Nigeria’s reserves also are being depleted as the government runs down its Excess Crude Account, financed from savings set aside for times when international oil prices fall below the benchmark in the budget. That isn’t the case now. Oil was trading as high as $89.57 a barrel in London today, compared with $60 forecast in the budget.
About $5.5 billion was withdrawn from the fund this year for investment in power plants, and another $1 billion was used as seed capital for a new sovereign wealth fund, Okwudili Ojukwu-Enendu, a spokesman for Finance Minister Olusegun Aganga, said in an e-mailed response to questions. He declined to say how much remained. Aganga told Bloomberg on Sept. 3 that the account held between $500 million and $800 million.
On Oct. 25, Aganga said Fitch’s lowering of the outlook on Nigeria’s BB- credit rating to “negative” from “stable” was “unduly punitive” as the creation of the sovereign wealth fund would bolster government finances. The bill is currently awaiting approval from lawmakers.
Another factor boosting confidence is Nigeria’s relatively small public debt: about 15 percent of gross domestic product, according to the International Monetary Fund. That compares with 127 percent in Greece and 68 percent in the U.K. Investors are unlikely to shun the international bond sale, Kalema said.
Nigeria appointed Citigroup Inc. and Deutsche Bank AG as bookrunners for its Eurobond sale, Ojukwu-Enendu said on Nov. 3. Barclays Capital and FBN Capital Ltd., a unit of First Bank of Nigeria Plc, were named as advisers in October.

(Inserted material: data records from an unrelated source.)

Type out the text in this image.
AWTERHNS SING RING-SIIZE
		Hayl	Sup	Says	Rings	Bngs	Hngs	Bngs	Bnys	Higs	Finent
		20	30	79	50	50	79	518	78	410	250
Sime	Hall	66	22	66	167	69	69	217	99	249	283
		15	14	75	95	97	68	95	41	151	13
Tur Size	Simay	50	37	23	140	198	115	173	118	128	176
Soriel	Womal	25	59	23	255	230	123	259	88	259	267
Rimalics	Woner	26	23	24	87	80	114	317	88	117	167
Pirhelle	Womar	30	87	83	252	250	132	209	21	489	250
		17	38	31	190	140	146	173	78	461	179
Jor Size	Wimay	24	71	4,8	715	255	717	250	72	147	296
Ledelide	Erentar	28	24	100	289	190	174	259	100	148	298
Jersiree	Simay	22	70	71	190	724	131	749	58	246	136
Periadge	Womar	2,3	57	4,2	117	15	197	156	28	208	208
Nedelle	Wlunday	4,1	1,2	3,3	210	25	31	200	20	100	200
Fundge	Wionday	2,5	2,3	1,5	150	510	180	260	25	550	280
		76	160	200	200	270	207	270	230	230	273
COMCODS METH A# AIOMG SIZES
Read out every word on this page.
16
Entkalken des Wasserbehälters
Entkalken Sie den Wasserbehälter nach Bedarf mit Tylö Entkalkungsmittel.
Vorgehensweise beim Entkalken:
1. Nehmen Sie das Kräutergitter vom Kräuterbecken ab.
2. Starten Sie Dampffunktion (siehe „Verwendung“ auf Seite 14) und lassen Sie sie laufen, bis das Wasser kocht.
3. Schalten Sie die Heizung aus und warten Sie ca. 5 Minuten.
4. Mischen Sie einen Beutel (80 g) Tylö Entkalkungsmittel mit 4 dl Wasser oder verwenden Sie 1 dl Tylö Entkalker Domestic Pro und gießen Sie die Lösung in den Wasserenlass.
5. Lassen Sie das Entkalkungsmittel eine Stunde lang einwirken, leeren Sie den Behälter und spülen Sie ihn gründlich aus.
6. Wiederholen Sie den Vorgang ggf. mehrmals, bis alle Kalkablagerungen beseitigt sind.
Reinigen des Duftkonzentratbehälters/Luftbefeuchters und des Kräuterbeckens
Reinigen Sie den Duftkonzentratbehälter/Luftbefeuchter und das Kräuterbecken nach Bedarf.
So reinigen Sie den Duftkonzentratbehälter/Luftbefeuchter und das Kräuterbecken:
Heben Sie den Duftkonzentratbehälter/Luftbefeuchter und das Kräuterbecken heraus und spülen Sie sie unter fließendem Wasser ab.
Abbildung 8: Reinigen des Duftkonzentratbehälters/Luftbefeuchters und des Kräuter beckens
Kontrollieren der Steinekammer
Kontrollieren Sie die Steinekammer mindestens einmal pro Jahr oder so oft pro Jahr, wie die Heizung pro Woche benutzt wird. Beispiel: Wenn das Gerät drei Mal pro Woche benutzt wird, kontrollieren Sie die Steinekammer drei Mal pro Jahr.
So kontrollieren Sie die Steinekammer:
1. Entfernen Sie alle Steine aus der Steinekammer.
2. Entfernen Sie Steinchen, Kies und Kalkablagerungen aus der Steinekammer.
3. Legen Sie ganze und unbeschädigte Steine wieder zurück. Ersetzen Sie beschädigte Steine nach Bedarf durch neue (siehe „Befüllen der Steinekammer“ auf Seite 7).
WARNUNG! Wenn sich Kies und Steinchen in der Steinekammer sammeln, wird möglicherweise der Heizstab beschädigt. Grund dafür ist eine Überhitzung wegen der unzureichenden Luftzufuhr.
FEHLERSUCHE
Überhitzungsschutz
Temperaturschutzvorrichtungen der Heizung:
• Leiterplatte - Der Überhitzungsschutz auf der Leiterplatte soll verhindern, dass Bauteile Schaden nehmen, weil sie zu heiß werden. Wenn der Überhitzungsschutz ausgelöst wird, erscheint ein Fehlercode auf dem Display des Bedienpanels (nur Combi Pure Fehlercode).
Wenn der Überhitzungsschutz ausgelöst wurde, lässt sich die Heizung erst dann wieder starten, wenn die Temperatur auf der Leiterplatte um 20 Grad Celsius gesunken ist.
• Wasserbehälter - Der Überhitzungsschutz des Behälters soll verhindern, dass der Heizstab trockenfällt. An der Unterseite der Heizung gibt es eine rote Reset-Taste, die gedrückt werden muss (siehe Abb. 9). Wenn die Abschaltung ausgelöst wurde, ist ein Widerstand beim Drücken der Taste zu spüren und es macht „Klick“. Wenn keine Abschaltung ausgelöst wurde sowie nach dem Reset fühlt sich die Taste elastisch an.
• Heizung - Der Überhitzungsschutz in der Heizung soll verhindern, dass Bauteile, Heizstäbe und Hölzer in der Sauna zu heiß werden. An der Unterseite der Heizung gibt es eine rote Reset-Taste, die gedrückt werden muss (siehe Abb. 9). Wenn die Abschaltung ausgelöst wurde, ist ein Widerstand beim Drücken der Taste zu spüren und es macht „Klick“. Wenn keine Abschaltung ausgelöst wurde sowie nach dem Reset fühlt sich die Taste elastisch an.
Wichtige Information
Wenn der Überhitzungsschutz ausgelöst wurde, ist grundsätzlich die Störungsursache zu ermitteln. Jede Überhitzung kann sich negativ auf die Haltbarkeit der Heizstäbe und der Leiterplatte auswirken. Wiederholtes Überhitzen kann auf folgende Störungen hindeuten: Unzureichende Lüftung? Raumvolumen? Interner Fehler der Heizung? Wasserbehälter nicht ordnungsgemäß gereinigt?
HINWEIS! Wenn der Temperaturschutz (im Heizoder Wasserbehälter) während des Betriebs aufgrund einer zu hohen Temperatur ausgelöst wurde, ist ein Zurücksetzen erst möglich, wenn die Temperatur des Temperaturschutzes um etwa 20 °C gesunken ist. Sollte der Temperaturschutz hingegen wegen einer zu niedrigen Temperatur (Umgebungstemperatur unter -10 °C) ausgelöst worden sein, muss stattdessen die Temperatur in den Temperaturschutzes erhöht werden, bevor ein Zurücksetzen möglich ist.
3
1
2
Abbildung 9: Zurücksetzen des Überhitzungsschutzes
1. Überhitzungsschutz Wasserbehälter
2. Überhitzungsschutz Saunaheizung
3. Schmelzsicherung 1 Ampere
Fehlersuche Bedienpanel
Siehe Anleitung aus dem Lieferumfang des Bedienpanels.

Nigeria expects to conclude the sale by mid-December, Abraham Nwankwo, director- general of the Debt Management Office, said Nov. 2.
Violence surrounding next year’s election is the biggest threat to a bond sale by a country with a history of military intervention and ethnic conflict.
President Goodluck Jonathan, a Christian from the south, is running for re-election, angering Muslims from the north who regard it as their turn to hold the presidency in a country divided almost evenly on religious lines.
“Nigeria’s political backdrop, more contentious in the run-up to 2011 than is usually the case, may be feeding nervousness about the continued stability of the naira,” said Khan. Building reserves “is key to the restoration of confidence.”